In a survey of IT professionals, 43% said their organisation did not suffer a breach last year, compared to 30% who did. However, a quarter (27%) thought their organisation was less vulnerable a year ago.
More than twice as many said their time to detect a threat decreased in 2015 than those who said it increased (42% versus 18%), and 38% said their time to respond to a threat decreased, compared to 28% who said it increased.
Organisations whose security posture improved over the past year found success by implementing a handful of vital security technologies and best practices.
Among those who said their organisations are less vulnerable than a year ago, respondents pointed to the introduction or improvement of tools such as patch management, configuration change management, intrusion prevention and detection, data encryption, log analysis, and identify management.
Endpoint security software topped the list of the most important technologies or practices for ensuring IT security, with 81% identifying it as critical or very important, followed by patch management software (75%) and identity and access management tools (68%).
More than half also identified configuration management software (58%) and SIEM software (51%) as critical or very important to ensuring IT security.
But despite these positive developments, IT departments must still be vigilant against the threat and consequences of security breaches.
Of those whose organisations experienced a security breach in 2015, 38% said the breaches were of medium to major severity.

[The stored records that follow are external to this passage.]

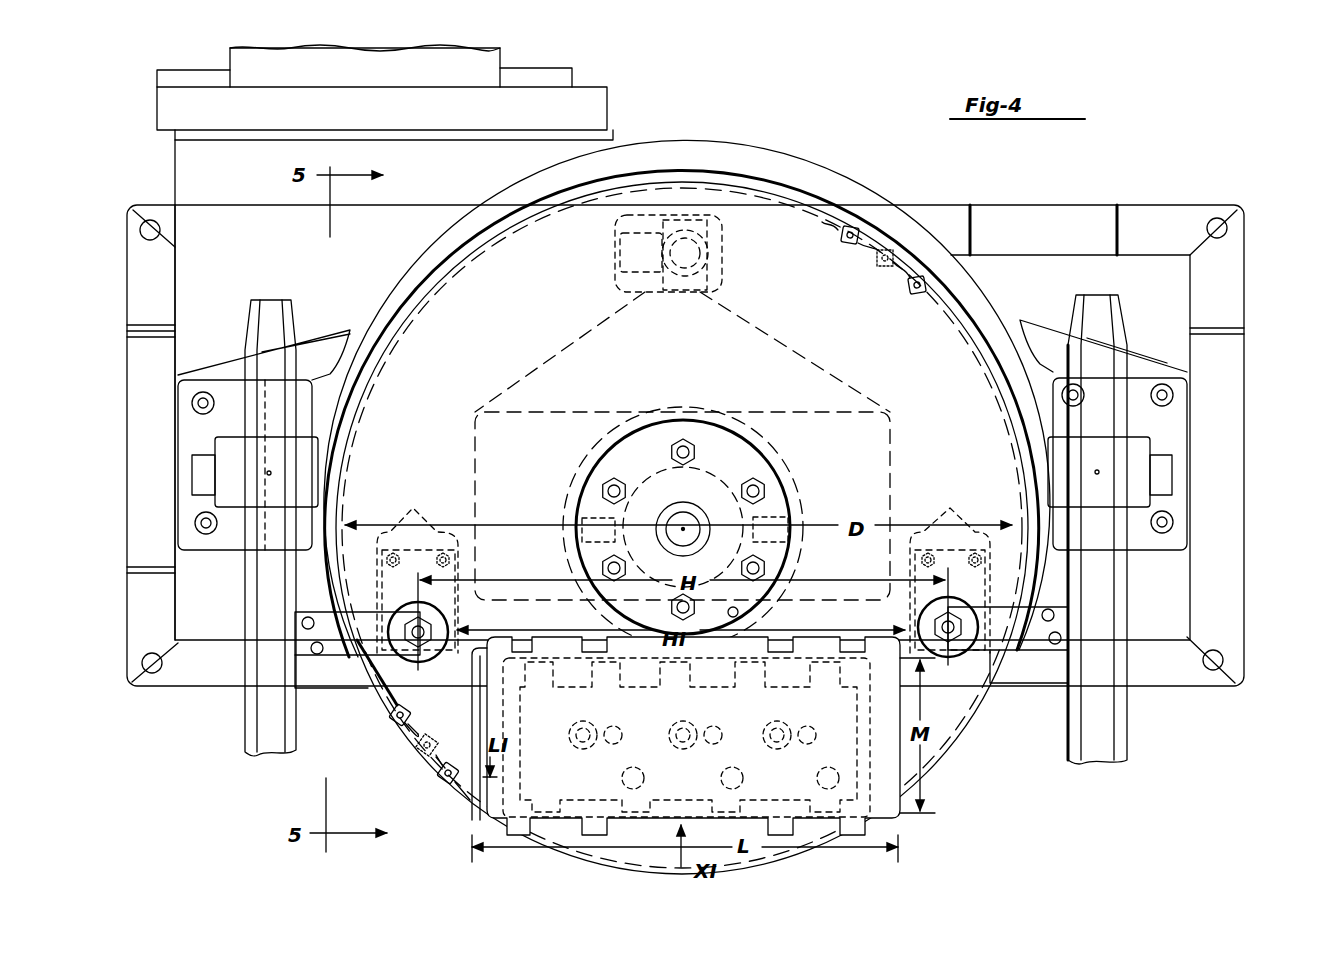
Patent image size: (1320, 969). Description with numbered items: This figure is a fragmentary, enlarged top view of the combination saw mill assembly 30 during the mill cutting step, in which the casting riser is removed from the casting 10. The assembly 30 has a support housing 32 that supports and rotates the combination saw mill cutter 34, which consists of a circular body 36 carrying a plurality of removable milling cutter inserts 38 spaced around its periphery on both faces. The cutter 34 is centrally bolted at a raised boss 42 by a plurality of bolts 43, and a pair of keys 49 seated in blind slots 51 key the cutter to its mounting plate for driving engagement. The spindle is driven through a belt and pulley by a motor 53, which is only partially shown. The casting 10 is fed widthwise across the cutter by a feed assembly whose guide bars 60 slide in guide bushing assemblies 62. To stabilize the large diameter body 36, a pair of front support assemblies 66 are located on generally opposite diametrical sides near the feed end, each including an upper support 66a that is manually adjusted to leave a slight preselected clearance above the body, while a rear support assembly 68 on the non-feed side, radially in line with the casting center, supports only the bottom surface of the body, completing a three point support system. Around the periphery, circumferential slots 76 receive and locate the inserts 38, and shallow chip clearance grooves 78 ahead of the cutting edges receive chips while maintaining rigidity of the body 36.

The casting 10 is at (900, 815).
The combination saw mill assembly 30 is at (1032, 767).
The support housing 32 is at (205, 665).
The combination saw mill cutter 34 is at (946, 346).
The circular body 36 is at (787, 232).
The milling cutter inserts 38 is at (917, 280).
The raised boss 42 is at (742, 467).
The bolts 43 is at (614, 482).
The keys 49 is at (680, 506).
The blind slots 51 is at (578, 528).
The motor 53 is at (492, 62).
The guide bars 60 is at (265, 590).
The guide bushing assemblies 62 is at (187, 480).
The front support assemblies 66 is at (365, 648).
The upper support 66a is at (400, 662).
The rear support assembly 68 is at (717, 258).
The slots 76 is at (448, 760).
The chip clearance grooves 78 is at (445, 772).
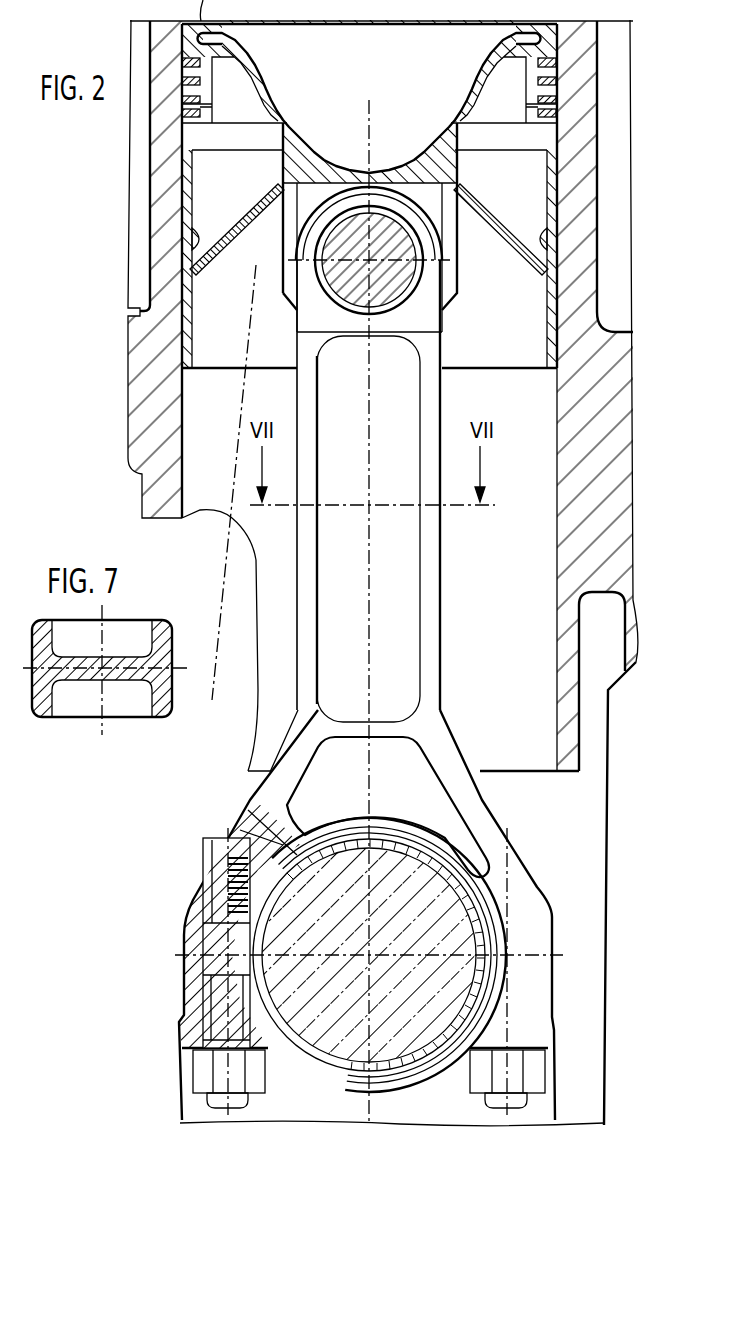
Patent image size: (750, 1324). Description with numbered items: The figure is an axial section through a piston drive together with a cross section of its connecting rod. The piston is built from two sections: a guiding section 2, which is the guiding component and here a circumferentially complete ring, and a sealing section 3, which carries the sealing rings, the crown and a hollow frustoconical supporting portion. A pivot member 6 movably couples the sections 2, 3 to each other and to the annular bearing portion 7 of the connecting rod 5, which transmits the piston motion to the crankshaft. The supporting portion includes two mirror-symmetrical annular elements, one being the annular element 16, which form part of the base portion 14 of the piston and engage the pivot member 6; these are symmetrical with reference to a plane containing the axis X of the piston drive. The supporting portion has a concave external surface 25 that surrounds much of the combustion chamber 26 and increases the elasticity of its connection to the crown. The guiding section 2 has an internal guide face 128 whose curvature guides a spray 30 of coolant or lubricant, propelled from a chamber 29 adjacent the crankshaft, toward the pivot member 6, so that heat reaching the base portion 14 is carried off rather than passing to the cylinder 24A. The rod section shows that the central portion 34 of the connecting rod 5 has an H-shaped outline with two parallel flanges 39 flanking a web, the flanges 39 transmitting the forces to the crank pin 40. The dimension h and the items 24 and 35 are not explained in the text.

More than three-quarters (77%) of the organisations breached in 2015 store customer data, with a third of those storing data on at least 100,000 customers.
Three in ten respondents said they expect their organisations to suffer a security breach in 2016, with 79% of them storing customer data and 38% storing customer banking information.
>See also: Busting the 7 myths of cyber security
Increasingly distributed data and the increasing sophistication of attacks tied as the number one factor most commonly thought to make an organisation more vulnerable.
“The most surprising finding of the survey is just how many UK organisations are less vulnerable today than they were a year ago, and, on a related note, how many have implemented security technologies and better security training,” said Mav Turner, director of business strategy at SolarWinds, which commissioned the research.
“While this is a sign the industry is trending in the right direction, it’s important for IT professionals to never get too confident in their organisations’ security posture, which could potentially result in overestimating one’s defences.”